Effects of Insecticide Exposure Prevention Program on Exposure and Blood Cholinesterase Levels in Thai Farmers
Repository Posting Date2017-07-10T14:56:06Z
Author DetailsSukanda Worapitpong, MSN, RN; Noppawan Piaseu
Lead Author Sigma AffliationPhi Omega-at-Large
Other Title(s)Public Safety
Level of EvidenceN/A
Purpose: The present study aimed at investigating the effects of an insecticide exposure prevention program on exposure and blood cholinesterase levels of farmers.
Specific research objectives were: 1) to compare insecticide exposure levels between the experimental and the control groups after the program
2) to compare blood cholinesterase levels in the experimental group before and after the program and 3) to compare blood cholinesterase levels in the experimental and the control groups after the program.
This Quasi-experimental research aimed at investigating the effects of insecticide exposure prevention program on exposure and blood cholinesterase levels of farmers. The conceptual framework was guided by Donabedian and the RAMA Model including four components: Raising Awareness at the individual, family and community levels, Aiming at target outcome, Mobilizing change and innovation, and Assuring synergy for home visits and assessments by health teams. Through convenience sampling with inclusion criteria, the sample included 49 radish farmers exposed to Organophosphate consisting of experimental group (n=25) and a control group (n=24). The experimental group participated in a 12-week insecticide exposure prevention program. The Raising Awareness included group process at the individual and family levels, and focus group with community leaders, stakeholders, supporters, and healthcare team. Aiming at target outcome includedcommunity participation aimed to determine problem and set a mutual goal to protect insecticide exposure in community. Mobilizing change and innovation consisted of group activity aimed to promote a use of protective equipments, demonstrate role model, encourage a positive reinforcement and exchange of experiences to prevent insecticide exposure. The innovation emerged in this study was the insecticide exposure prevention strategies and environmental safety regulation in the community. Assuring synergy involved home visits by health team, prevention of insecticide exposure toward the community rules, and management of the problem. Unexpectedly, during the data collection process, the experimental group experienced the insect outbreak, therefore, they used insecticide more frequently. The control group received a guide book for farmers and routine nursing care. Data were collected from April to July, 2016. Data were then analyzed using descriptive statistics and inferential statistics including Chi-square test, Paired t-test, Independent t-test, Mann Whitney U test.
Results revealed that mean age of the experimental group was 37.04 years (SD = 6.74) and that of the control group was 37.71 years (SD = 9.90). There were more male farmers in the experimental (72%) and the control (70.8%) groups. The insecticides used by the farmers were organophosphate, avermectin, pyrazole, phenylpyrazole, and chloroacetamide. Most of the samples had been using these insecticides for 6-10 years, 3-4 times a week. The subjects’ characteristics were not statistical different between the experimental and control groups.
Since the mean scores of insecticide exposure between of the experimental (38.52) and the control (40.83) groups were significantly different before the program (t = -2.135, p = .038), mean differences between the experimental and the control groups were compared using Independent t-test revealing that mean difference of insecticide exposure was higher in the experimental (9.72) group than the control (2.63) group (t = 6.612, p < .001). The experimental group had insecticide exposure levels at 38.52 before and 28.80 after the program. The Paired t-test showed that after the program, the experimental group had less insecticide exposure level when compared to that before the program (t = 10.924, p < .001).
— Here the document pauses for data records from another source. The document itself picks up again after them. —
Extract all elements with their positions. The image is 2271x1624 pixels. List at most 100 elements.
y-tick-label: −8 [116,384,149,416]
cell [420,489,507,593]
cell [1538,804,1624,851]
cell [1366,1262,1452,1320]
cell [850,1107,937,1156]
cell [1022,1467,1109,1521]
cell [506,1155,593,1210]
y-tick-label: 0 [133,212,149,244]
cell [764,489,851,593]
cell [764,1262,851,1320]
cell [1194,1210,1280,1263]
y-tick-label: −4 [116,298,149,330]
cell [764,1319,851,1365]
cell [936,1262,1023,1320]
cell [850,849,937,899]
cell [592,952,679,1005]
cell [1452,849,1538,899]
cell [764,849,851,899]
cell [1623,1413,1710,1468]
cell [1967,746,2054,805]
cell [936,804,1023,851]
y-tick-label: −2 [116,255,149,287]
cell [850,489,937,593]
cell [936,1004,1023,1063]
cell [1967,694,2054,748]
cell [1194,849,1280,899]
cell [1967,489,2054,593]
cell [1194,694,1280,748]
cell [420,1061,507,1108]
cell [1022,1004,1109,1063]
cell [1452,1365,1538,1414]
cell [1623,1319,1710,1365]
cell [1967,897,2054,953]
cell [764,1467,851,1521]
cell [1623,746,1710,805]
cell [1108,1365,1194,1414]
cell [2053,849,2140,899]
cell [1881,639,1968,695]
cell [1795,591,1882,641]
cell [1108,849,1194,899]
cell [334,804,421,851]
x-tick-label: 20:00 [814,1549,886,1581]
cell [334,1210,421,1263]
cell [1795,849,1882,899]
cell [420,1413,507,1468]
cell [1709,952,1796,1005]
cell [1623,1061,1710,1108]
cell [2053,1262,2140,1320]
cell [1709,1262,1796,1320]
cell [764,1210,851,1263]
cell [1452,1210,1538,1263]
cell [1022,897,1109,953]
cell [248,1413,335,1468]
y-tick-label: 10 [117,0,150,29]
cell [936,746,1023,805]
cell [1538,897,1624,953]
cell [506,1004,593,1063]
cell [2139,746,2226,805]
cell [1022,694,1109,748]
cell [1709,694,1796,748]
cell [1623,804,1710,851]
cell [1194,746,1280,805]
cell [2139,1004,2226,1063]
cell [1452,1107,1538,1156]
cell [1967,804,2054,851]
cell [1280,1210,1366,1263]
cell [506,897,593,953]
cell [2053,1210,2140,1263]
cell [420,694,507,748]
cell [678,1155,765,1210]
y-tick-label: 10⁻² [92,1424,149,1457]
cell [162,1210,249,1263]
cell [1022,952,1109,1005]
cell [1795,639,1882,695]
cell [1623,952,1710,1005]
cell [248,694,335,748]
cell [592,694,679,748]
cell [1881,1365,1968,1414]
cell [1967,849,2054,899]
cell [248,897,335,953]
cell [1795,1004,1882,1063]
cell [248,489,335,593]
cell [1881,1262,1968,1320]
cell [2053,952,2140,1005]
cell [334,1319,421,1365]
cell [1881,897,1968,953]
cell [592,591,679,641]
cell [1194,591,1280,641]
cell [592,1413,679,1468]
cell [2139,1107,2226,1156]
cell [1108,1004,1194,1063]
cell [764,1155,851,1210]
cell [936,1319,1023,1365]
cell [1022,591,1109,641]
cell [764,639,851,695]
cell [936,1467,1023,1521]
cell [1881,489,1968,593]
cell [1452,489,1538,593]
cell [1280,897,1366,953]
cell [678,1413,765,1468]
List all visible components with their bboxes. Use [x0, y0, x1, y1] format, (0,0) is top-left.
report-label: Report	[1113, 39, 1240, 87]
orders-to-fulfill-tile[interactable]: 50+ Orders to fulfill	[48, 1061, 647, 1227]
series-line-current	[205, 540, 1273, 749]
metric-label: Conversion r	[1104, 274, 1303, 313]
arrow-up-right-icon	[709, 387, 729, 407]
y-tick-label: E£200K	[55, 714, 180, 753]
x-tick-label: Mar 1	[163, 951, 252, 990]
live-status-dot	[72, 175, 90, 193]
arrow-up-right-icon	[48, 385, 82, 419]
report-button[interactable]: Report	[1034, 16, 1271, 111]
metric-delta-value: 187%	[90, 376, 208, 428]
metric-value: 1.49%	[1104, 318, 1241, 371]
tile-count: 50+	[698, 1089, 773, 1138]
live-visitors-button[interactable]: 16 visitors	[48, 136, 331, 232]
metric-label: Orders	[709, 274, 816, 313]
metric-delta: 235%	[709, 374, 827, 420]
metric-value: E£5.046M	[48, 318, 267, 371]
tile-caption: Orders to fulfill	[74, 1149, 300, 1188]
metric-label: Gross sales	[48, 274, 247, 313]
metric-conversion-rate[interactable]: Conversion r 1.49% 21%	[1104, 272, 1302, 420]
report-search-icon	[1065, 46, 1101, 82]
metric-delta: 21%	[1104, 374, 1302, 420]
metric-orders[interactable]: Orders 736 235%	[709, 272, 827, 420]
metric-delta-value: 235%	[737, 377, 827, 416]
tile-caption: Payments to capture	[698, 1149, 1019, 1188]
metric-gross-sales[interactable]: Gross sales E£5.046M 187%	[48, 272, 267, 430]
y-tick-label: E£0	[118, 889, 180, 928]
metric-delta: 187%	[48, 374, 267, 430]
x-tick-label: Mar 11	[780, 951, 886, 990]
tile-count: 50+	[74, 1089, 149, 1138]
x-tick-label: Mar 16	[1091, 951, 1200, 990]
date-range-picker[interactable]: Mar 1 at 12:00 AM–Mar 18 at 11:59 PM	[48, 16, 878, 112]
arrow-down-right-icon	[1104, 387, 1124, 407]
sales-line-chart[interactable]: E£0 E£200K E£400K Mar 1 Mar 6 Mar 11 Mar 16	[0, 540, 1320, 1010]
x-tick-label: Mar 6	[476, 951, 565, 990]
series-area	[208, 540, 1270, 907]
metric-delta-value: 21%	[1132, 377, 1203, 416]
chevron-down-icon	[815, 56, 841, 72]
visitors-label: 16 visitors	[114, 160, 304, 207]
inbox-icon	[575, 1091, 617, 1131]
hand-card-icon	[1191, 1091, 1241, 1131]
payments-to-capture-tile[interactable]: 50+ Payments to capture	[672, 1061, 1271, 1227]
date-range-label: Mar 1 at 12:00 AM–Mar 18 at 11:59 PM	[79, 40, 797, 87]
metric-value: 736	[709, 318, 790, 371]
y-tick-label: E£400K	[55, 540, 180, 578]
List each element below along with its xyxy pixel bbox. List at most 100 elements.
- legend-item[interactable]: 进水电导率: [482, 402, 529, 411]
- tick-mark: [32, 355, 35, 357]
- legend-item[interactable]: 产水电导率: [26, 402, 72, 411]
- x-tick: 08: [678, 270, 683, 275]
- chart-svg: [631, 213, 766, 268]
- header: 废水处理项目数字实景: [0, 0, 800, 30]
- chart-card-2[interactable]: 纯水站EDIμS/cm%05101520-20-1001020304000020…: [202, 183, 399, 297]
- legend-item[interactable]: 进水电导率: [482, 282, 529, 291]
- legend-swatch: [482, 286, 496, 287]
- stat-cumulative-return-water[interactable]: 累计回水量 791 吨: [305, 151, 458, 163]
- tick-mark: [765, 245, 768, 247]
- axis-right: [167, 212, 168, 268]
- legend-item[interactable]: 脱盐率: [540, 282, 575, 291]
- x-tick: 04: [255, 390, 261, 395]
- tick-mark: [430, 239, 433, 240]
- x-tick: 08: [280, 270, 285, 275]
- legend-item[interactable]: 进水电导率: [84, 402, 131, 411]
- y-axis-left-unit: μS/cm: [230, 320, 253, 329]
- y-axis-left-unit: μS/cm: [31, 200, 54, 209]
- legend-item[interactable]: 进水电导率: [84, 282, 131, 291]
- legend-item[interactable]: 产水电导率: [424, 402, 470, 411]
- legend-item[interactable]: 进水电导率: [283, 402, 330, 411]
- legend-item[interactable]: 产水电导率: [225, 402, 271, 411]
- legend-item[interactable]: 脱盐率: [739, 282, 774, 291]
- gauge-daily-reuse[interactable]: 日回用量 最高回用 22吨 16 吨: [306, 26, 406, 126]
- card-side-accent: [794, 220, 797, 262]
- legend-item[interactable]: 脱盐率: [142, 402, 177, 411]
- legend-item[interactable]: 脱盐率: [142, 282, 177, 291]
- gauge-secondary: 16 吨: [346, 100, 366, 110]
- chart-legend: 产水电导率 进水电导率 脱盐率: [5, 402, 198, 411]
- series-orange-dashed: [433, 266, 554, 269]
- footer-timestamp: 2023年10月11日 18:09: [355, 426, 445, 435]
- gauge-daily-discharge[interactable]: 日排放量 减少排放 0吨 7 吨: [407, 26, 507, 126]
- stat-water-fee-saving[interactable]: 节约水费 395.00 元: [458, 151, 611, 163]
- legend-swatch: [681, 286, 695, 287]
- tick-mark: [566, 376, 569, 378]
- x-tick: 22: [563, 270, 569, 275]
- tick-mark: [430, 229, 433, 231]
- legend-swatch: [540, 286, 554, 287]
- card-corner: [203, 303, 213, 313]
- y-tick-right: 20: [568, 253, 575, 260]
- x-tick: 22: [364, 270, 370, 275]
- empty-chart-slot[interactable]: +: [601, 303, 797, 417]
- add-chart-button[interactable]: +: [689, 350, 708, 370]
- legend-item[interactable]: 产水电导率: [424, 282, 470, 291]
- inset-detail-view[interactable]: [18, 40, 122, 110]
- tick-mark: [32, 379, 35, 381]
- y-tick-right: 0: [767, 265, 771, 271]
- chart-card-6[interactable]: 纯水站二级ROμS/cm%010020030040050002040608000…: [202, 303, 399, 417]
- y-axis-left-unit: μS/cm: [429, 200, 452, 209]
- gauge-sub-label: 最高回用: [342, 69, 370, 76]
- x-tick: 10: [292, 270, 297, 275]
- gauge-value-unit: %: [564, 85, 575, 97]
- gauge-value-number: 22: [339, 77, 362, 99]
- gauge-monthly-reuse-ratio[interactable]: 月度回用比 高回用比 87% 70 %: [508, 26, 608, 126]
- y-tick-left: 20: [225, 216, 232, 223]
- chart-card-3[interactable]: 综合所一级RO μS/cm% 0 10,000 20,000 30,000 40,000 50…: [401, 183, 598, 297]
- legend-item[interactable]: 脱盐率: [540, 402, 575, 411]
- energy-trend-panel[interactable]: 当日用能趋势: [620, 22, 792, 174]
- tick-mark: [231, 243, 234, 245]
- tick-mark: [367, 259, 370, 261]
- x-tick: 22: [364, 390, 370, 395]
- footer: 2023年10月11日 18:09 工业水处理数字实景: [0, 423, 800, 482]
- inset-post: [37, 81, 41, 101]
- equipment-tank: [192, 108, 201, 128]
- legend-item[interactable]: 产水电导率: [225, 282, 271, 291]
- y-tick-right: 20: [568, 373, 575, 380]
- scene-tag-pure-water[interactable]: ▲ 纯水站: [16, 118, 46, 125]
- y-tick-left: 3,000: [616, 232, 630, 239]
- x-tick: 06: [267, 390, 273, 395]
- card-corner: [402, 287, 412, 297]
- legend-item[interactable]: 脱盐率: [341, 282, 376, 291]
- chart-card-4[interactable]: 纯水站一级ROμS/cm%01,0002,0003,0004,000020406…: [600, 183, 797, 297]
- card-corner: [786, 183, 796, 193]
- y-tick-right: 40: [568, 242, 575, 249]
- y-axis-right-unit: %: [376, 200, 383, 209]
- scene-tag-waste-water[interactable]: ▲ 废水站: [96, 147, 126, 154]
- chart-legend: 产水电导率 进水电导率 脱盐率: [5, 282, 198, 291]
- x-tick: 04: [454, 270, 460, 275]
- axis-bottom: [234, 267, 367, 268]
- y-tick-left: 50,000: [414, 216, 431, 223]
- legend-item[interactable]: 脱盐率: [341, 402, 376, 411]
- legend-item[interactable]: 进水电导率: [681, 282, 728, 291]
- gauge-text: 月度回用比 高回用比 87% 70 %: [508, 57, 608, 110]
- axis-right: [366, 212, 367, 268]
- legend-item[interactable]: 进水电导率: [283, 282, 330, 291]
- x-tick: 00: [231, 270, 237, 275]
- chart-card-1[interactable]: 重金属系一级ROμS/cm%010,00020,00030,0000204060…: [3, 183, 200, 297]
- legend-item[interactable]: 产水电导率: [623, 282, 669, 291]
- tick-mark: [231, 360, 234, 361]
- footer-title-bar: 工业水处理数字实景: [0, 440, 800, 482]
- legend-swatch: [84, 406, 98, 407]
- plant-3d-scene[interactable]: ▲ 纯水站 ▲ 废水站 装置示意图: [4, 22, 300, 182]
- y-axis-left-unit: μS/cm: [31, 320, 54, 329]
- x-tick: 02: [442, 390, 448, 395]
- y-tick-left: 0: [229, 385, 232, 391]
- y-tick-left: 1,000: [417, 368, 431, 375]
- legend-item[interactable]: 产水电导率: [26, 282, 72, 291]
The experimental group had blood cholinesterase levels at 7.01 before and 6.59 after the program. The Paired t-test showed that after the program, blood cholinesterase levels of the experimental group were not significantly different when compared to that before the program (t = 1.315, p = .201). Blood cholinesterase levels between of experimental (6.59) and the control (7.46) groups. The Independent t-test showed that after the program, blood cholinesterase level in the experimental group was not significantly different from the control group (t = 1.343, p = .186).
Conclusion: The results suggest that community nurse practitioners apply the principle of Raising awareness, Aiming at target outcome, Mobilizing change and innovation as approaches for insecticide exposure prevention program in the “farmers’ health clinical”, along with outcome monitoring for sustainability.